Before the rubble was cleared in lower Manhattan and at the Pentagon, military planners marshaled forces to rout Osama bin Laden and his al Qaeda terrorist network from Afghanistan-an enemy without tanks or spy satellites or fighter aircraft, or even a nation of its own. Then envelopes containing anthrax mailed through the postal system emerged as another new weapon in a strange post-Cold War world. Bush administration officials soon began sounding the alarm about Iraqi dictator Saddam Hussein, a brutal despot with nuclear ambitions and a history of chemical warfare.
Al Qaeda's attacks spawned a world few imagined on Sept. 10, 2001. The administration declared a war on terror and went on the offensive in Afghanistan and later, Iraq. Congress and the White House reorganized 22 federal agencies into a new Department of Homeland Security and began funneling billions of dollars to U.S. contractors. The administration restructured the intelligence apparatus and expanded its authority. And national security was redefined to include new mandates, from reinforcing cockpit doors to fingerprinting foreign visitors to rebuilding Iraq.
Many of us experience this new security regime in lines at airports, when we enter federal buildings or cross U.S. borders.

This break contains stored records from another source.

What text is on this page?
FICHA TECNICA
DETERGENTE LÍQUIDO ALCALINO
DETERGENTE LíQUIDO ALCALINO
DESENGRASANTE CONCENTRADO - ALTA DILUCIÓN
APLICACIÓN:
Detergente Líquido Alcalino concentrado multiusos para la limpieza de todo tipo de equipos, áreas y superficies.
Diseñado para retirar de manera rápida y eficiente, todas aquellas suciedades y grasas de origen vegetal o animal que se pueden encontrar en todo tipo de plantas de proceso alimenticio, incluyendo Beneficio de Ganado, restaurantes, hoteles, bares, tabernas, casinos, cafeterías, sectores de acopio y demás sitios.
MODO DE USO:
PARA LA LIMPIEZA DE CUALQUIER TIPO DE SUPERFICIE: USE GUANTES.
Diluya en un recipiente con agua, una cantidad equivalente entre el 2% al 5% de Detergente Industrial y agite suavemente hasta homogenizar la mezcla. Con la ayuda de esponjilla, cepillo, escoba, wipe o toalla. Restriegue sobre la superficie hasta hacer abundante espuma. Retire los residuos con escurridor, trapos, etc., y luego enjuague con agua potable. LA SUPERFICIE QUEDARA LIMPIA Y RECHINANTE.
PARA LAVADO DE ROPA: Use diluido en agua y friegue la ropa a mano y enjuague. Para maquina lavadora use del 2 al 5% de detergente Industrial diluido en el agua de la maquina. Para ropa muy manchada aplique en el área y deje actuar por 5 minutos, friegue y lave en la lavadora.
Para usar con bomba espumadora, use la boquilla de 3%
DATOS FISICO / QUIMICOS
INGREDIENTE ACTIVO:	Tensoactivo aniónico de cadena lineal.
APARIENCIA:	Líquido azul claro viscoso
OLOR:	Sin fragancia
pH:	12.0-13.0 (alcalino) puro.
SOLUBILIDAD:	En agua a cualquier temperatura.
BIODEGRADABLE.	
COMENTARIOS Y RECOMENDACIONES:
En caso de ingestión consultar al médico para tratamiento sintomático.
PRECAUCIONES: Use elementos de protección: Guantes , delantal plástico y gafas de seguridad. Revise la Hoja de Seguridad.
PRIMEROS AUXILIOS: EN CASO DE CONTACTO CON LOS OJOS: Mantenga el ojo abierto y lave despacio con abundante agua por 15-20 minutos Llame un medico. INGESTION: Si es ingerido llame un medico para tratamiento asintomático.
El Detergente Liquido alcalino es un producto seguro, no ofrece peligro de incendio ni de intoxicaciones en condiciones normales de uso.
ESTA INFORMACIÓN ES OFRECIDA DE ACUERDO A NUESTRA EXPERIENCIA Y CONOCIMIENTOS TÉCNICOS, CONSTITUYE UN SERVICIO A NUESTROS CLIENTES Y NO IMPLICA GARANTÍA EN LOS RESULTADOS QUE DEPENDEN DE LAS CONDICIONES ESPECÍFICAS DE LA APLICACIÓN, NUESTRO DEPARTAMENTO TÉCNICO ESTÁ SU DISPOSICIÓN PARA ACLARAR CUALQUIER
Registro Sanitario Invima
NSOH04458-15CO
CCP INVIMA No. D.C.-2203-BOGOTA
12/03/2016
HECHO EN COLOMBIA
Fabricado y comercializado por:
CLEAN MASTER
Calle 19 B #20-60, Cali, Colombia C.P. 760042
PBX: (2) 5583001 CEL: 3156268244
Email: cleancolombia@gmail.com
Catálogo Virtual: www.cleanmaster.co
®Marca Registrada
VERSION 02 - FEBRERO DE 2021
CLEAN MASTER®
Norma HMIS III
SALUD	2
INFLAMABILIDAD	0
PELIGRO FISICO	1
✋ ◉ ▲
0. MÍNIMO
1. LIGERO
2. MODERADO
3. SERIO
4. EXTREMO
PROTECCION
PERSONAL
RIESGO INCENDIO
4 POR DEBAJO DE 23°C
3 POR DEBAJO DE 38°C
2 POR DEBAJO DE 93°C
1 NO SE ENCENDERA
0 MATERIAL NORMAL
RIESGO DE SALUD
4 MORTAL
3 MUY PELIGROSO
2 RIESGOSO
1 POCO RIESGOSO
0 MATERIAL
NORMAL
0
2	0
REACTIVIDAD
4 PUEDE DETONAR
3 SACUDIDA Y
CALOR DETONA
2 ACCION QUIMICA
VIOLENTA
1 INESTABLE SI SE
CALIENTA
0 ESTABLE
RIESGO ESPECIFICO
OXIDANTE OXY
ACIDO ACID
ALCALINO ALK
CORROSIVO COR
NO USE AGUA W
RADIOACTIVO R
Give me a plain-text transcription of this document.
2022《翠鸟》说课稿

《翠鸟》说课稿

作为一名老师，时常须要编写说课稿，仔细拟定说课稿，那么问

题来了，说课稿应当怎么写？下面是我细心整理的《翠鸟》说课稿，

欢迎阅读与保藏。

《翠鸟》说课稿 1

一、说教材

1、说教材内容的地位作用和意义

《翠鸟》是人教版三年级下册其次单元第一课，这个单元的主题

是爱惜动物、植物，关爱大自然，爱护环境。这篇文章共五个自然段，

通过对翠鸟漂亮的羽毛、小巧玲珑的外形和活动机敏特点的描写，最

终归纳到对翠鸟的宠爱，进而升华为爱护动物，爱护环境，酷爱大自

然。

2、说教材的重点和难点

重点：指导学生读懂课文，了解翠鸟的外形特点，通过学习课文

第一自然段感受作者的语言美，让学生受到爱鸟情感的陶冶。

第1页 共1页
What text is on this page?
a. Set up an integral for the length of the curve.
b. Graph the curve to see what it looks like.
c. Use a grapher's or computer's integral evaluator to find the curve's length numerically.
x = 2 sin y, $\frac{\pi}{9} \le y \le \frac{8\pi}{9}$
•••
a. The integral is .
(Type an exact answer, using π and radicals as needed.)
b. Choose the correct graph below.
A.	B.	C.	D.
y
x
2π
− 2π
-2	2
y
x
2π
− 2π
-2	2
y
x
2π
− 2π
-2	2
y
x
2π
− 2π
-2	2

Much of official Washington now sits barricaded. The steps of the Capitol building, from which visitors could once behold Pierre L'Enfant's vision of a great city, are off limits to the public. We speak a new language in which weapons of mass destruction and improvised explosive devices have become fodder for dinner-table conversation.
The 9/11 commission investigation into the events of Sept. 11 estimated that Osama bin Laden spent no more than half a million dollars on the attacks. In contrast, the United States has spent more than $430 billion in response, according to separate cost analyses by three nonpartisan groups. The money has gone for waging war in Afghanistan and Iraq, restoring infrastructure in those nations, restructuring federal operations and boosting security at home.
Are we safer? There have been no further attacks in the United States. But Osama bin Laden remains at large and free enough to have released two dozen recorded messages since President Bush pledged to bring him to justice. The anthrax attacks remain unsolved. Iraq has lurched from a dictatorship ruled by a madman to a violent democracy that consumes the lives of Americans and Iraqis. Six thousand National Guard troops now patrol our southern border. And in August, authorities foiled an alleged plot by British citizens of Pakistani descent to blow up multiple airliners en route to the United States.
Security is like intelligence-success is hard to see, but failure becomes all too clear.